И вот сегодня она осталась дома одна и ходила, нервничая, по пригуменью. Вокруг стояла тишина, а на душе покоя не было. Все перевернулось и смешалось. Когда-то отец ее так любил! Откуда бы ни приезжал — с поля или с базара, — поднимал ее на руки и кружил над головой. Она смеялась и вскрикивала от сладкого испуга, а за ней развевались разноцветные ленты, которыми украшала ее голову мать. Помнит Анежка, хотя уже и не так ясно, и другую пору. Лежит она в небольшой деревянной кроватке, которую смастерил для нее отец. Она маленькая, ее ножки еще не достают до спинки. Анежка делает вид, что спит, глаза ее крепко зажмурены. Но она хитро посматривает сквозь ресницы и видит, как отец кладет ей под подушку конфеты. Хочется схватить их сразу, но она молчит, пока не скрипнут двери за отцом, уходящим на работу. Ждет она еще несколько минут после этого, потому что знает — отец может посмотреть в окно. Потом уже она дает себе волю: вскакивает и быстро, как белка орех, вышелушивает конфету из бумажки и сует в рот. Она приятно, с холодком тает во рту.

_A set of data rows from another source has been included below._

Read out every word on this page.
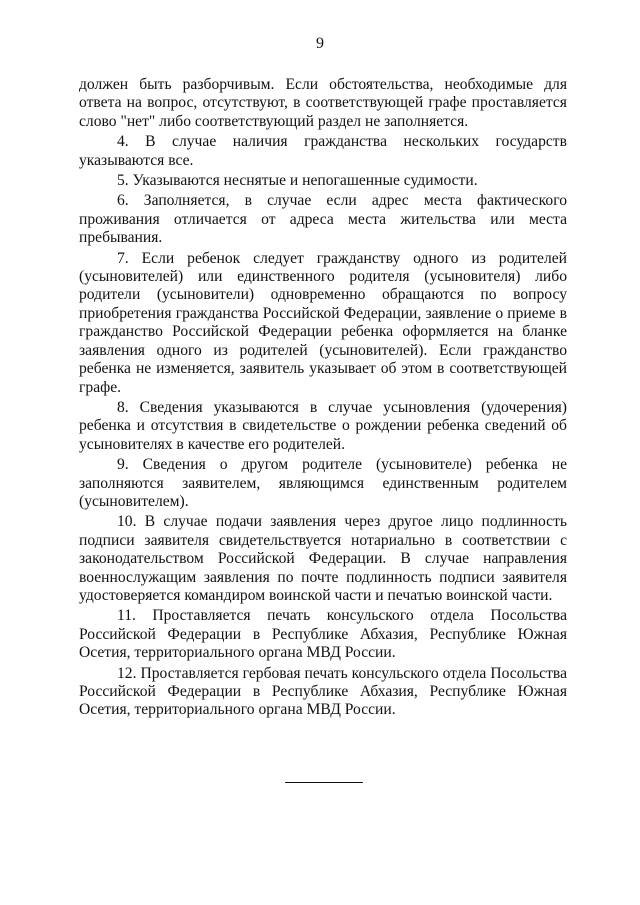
9

должен быть разборчивым. Если обстоятельства, необходимые для ответа на вопрос, отсутствуют, в соответствующей графе проставляется слово "нет" либо соответствующий раздел не заполняется.

4. В случае наличия гражданства нескольких государств указываются все.

5. Указываются неснятые и непогашенные судимости.

6. Заполняется, в случае если адрес места фактического проживания отличается от адреса места жительства или места пребывания.

7. Если ребенок следует гражданству одного из родителей (усыновителей) или единственного родителя (усыновителя) либо родители (усыновители) одновременно обращаются по вопросу приобретения гражданства Российской Федерации, заявление о приеме в гражданство Российской Федерации ребенка оформляется на бланке заявления одного из родителей (усыновителей). Если гражданство ребенка не изменяется, заявитель указывает об этом в соответствующей графе.

8. Сведения указываются в случае усыновления (удочерения) ребенка и отсутствия в свидетельстве о рождении ребенка сведений об усыновителях в качестве его родителей.

9. Сведения о другом родителе (усыновителе) ребенка не заполняются заявителем, являющимся единственным родителем (усыновителем).

10. В случае подачи заявления через другое лицо подлинность подписи заявителя свидетельствуется нотариально в соответствии с законодательством Российской Федерации. В случае направления военнослужащим заявления по почте подлинность подписи заявителя удостоверяется командиром воинской части и печатью воинской части.

11. Проставляется печать консульского отдела Посольства Российской Федерации в Республике Абхазия, Республике Южная Осетия, территориального органа МВД России.

12. Проставляется гербовая печать консульского отдела Посольства Российской Федерации в Республике Абхазия, Республике Южная Осетия, территориального органа МВД России.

Не могла Анежка пожаловаться и на мать. Сколько платьиц вышила она для своей дочки! Невысокий сундук почти доверху набит ими. Лежали там любовно сложенные наряды, вышитые цветами — полевыми ромашками, колокольчиками, васильками.

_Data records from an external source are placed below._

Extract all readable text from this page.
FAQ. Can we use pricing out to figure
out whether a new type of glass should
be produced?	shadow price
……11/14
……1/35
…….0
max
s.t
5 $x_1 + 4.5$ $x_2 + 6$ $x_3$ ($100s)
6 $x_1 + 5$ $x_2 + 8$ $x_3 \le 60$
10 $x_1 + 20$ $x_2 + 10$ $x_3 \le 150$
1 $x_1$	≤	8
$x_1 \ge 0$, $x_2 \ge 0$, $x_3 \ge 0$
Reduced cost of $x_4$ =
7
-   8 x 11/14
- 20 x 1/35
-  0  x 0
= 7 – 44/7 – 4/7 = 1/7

— Ты тоже мой василечек! Ругегеле — не раз говорила мать.

Да, ее детство было хорошим. Нельзя сказать, чтобы ее только носили на руках — правда, родители делали все, что могли, для ее удовольствия, но ведь они не такие зажиточные люди, чтобы делать из ребенка игрушку. Три десятины песчаной земли в хозяйстве — не так уж много. Буланый конь да корова — вот и все богатство. И как ни холили родители свою дочку, но уж с семи лет начали будить рано, посылая пасти овец или гусей. Кто, кроме нее, мог это делать? Отцу нужно было и пахать и косить, а мать управлялась и в поле и по дому. Зато в праздники они одевали свою Анежку, как паненку.

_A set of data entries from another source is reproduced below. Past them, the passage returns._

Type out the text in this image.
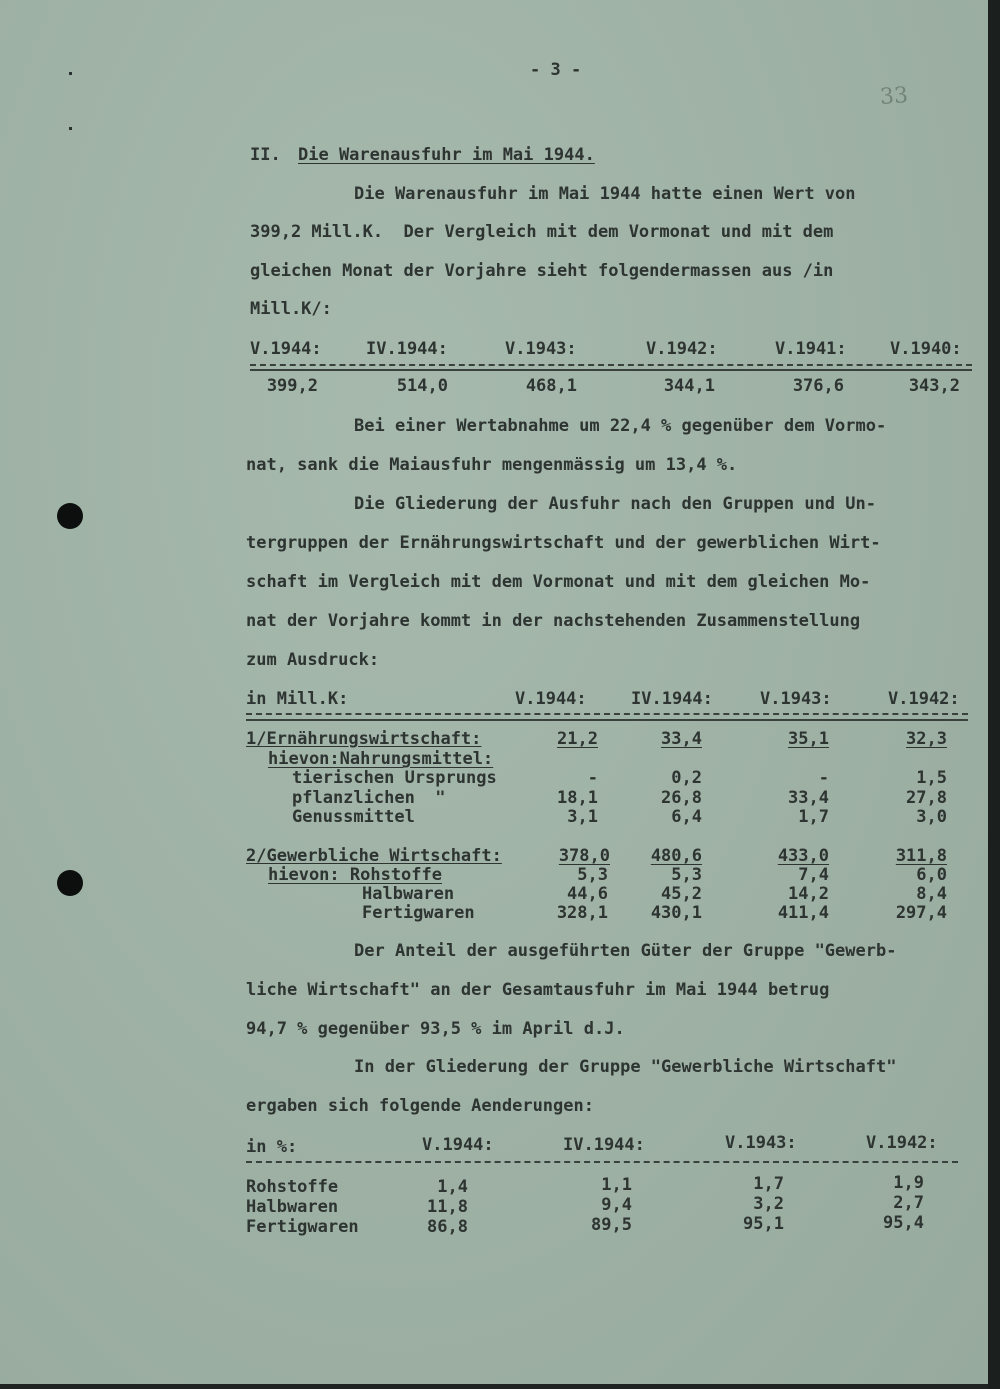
33
- 3 -
II. Die Warenausfuhr im Mai 1944.
Die Warenausfuhr im Mai 1944 hatte einen Wert von
399,2 Mill.K.  Der Vergleich mit dem Vormonat und mit dem
gleichen Monat der Vorjahre sieht folgendermassen aus /in
Mill.K/:
V.1944:	IV.1944:	V.1943:	V.1942:	V.1941:	V.1940:
399,2	514,0	468,1	344,1	376,6	343,2
Bei einer Wertabnahme um 22,4 % gegenüber dem Vormo-
nat, sank die Maiausfuhr mengenmässig um 13,4 %.
Die Gliederung der Ausfuhr nach den Gruppen und Un-
tergruppen der Ernährungswirtschaft und der gewerblichen Wirt-
schaft im Vergleich mit dem Vormonat und mit dem gleichen Mo-
nat der Vorjahre kommt in der nachstehenden Zusammenstellung
zum Ausdruck:
in Mill.K:	V.1944:	IV.1944:	V.1943:	V.1942:
1/Ernährungswirtschaft:	21,2	33,4	35,1	32,3
hievon:Nahrungsmittel:
tierischen Ursprungs	-	0,2	-	1,5
pflanzlichen  "	18,1	26,8	33,4	27,8
Genussmittel	3,1	6,4	1,7	3,0
2/Gewerbliche Wirtschaft:	378,0	480,6	433,0	311,8
hievon: Rohstoffe	5,3	5,3	7,4	6,0
Halbwaren	44,6	45,2	14,2	8,4
Fertigwaren	328,1	430,1	411,4	297,4
Der Anteil der ausgeführten Güter der Gruppe "Gewerb-
liche Wirtschaft" an der Gesamtausfuhr im Mai 1944 betrug
94,7 % gegenüber 93,5 % im April d.J.
In der Gliederung der Gruppe "Gewerbliche Wirtschaft"
ergaben sich folgende Aenderungen:
in %:	V.1944:	IV.1944:	V.1943:	V.1942:
Rohstoffe	1,4	1,1	1,7	1,9
Halbwaren	11,8	9,4	3,2	2,7
Fertigwaren	86,8	89,5	95,1	95,4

Все, что окружало Анежку, было ей родным и близким. Она так привыкла к окружавшим ее с детства предметам, что не мыслила жизни без них. Маленькая, покривившаяся, крытая соломой пунька смотрела на нее, как старая бабушка. Сколько раз пряталась в ней Анежка от внезапно налетевшего дождя! И как хорошо было сидеть в затишке и смотреть на тонкие белые березки, которые гнулись и мотались под ветром на соседнем гумне у Юстаса. Сколько помнит она, березки в песнях и поговорках сравнивались с девушками, и те, что стояли там, у гумна Юстаса, казались ей соседскими подружками, ей было жалко их, но она верила, что ветер не справится с ними. И как плакала она, когда поздней осенью одна из них, самая кудрявая, сломалась ночью под бурей и лежала на раскисшей земле, понуро опустив голые ветви!.. А ток, где так приятно пахнет дымком и теплым сухим зерном! Как хорошо было походить босиком по его прохладному, крепко утрамбованному полу. Приятные воспоминания вызывала и клеть на взгорке, с большим старым жерновом вместо ступени, оттуда выносила мать вяленую колбасу или ветчину. Даже изгородь возле гумна с ее посеревшими и потрескавшимися жердями вызывала умиление — сколько птиц налетало, когда на ней висели рыжие снопы для просушки.

А дом их? Покой и какая-то особая доброта и умиротворенность царили в нем. Если у отца и не хватало земли, он всегда мог приработать столярничеством — умел делать добротные, красивые сундуки. Чем больше девчат собиралось замуж, тем больше было работы. И что за сундуки это были! Покрашенные в коричневые и голубые тона, они закрывались крепкими крышками, обитыми для прочности полосками жести. Отец старательно украшал их васильками или елочками. Внутри сундука был для девичьих ожерелий и брошей ящичек... И сколько там еще было места для нарядов и уборов!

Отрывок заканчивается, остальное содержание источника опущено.